Otolaryngology Coding Alert

Optimize Payment for Interpreting Sleep Studies

Otolaryngologists who treat or counsel patients with obstructive sleep apnea (OSA) often order that a sleep test be conducted and either let another physician trained and certified in sleep studies interpret the results or interpret the results themselves.

Report one of the sleep study codes (95806-95811) when the otolaryngologist who ordered the study interprets the results.

Codes 95806 and 95807 represent simpler sleep studies, says Andrew Borden, CPC, CCS-P, CMA, reimbursement manager for the department of otolaryn-gology at the Medical College of Wisconsin in Milwaukee.

Report 95806 when there is no technologist present (i.e., the patient takes the device home, sets it up and sleeps with it turned on).

Medicare and most other carriers do not cover home sleep study tests, citing lack of medical necessity. "Carriers scrutinize claims involving 95806, questioning the validity of a test that relies on the patient using the equipment correctly," Borden says. He notes, however, that these home-based studies can be useful in identifying possible OSA in patients who are facing a long wait for the sleep lab or who, for whatever reason, cannot sleep in their own beds.

Use 95807 when a technologist is present (i.e., the test was performed in a sleep lab). Sleep studies reported as 95807 (such as SNAP tests) do not record as many parameters as the more complex polysomnography tests (95808, 95810 and 95811) and provide the least amount of data for analysis.

Polysomnography tests rely on data collected through "sleep staging," during which diagnostic tools (i.e., electroencephalogram, EEG; electro-oculogram, EOG; and submental electromyogram, EMG) record and measure the various stages of sleep.
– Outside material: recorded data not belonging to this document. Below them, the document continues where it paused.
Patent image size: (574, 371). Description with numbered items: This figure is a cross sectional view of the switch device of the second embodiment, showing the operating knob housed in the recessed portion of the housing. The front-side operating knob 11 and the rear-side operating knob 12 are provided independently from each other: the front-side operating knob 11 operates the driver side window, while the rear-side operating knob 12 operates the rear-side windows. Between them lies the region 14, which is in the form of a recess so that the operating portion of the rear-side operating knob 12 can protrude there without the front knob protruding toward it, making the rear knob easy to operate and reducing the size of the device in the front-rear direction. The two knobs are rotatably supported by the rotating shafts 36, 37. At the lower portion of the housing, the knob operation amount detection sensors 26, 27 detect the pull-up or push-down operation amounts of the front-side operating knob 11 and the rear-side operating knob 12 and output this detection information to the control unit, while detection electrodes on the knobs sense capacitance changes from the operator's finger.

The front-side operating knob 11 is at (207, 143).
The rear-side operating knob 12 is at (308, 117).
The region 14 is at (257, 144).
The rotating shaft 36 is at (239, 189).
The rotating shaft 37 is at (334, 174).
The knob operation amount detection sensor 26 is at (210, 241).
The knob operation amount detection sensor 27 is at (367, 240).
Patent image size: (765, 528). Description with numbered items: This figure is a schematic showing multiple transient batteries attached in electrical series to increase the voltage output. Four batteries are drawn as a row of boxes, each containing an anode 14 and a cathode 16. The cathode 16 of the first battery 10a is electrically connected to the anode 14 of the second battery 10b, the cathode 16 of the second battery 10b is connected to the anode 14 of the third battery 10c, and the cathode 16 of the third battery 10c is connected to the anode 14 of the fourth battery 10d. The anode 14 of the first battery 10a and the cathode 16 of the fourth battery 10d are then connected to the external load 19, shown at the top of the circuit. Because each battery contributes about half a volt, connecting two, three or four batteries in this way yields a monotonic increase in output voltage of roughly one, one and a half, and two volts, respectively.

If less than six hours of sleep is recorded, the appropriate procedure code should be appended with modifier -52 (Reduced services).

Additional parameters of sleep include, among others, airflow, ventilation and respiratory effort, gas exchange by oximetry, transcutaneous monitoring or end tidal gas analysis, extremity muscle activity or motor activity-movement, extended EEG monitoring, penile tumescence, gastroesophageal reflux, continuous blood pressure monitoring, snoring and body positions.

If one to three additional parameters are measured, report 95808. This code is appropriate when the physician wants to select specific parameters for a particular reason.

In most cases involving the patient in the sleep lab, the physician will select four or more parameters for testing, which is reported as 95810. If the study also involves the initiation of continuous positive airway pressure (CPAP) therapy, use 95811 instead.

Note: CPAP is the preferred treatment for OSA, whereby the patient sleeps with a mask over the nose that forces air past the airway obstruction.

All the codes mentioned should be appended with modifier -26 (Professional component) when the study is performed in a facility setting. The appropriate "global" code, which includes both the professional and technical components, should not be reported.

Test Review and E/M Services

Although the otolaryngologist is not required to interpret a study that he or she has ordered, he or she may decide to review the study and any interpretation that a second physician provided and discuss those findings with the patient. When this occurs, says Michelle Logsdon, CPC, CCS-P, a coding and reimbursement specialist in Toms River, N.J., the review of the findings may be counted toward the level of the E/M visit when the results are discussed with the patient.

"If the review of the study is documented, it may boost the medical decision-making [MDM] of the E/M visit," Logsdon says. Its even more likely, she says, that 50 percent or more of the visit will be spent counseling the patient, which means that time becomes the controlling factor, and MDM (as well as history and examination) is not considered at all.

"When a sleep study shows that a patient has mild, moderate or severe OSA, the treating physician must explain to the patient what the options are," Logsdon says. Surgical options (i.e., uvulopalatopharyngoplasty) will be discussed; the patient may also require an explanation of CPAP before determining whether this noninvasive route should be taken. Such discussions can easily take 20 minutes or more.

Note: If the patient cannot tolerate CPAP, surgical options may be in order. However, carriers may require documentation that not only notes that CPAP was attempted but also explains how and why the patient could not tolerate it. In the absence of such documentation, any surgical procedure performed may not be covered.

You should keep in mind that diagnostic testing (i.e., polysomnography) for sleep apnea is covered only when the patient has symptoms of OSA. This is important because only the sleep study can be used to diagnose OSA. If the test returns negative, it may be difficult to obtain payment without clear and accurate notes that describe the symptoms that led to the decision to order the study.

Also, to ensure payment in cases involving home testing or when the carrier will not pay if the diagnosis is negative, patients should be asked to sign an advance beneficiary notice or equivalent waiver written for private payers, which indicates they are aware that they will be asked to pay for the sleep test if the carrier denies the claim.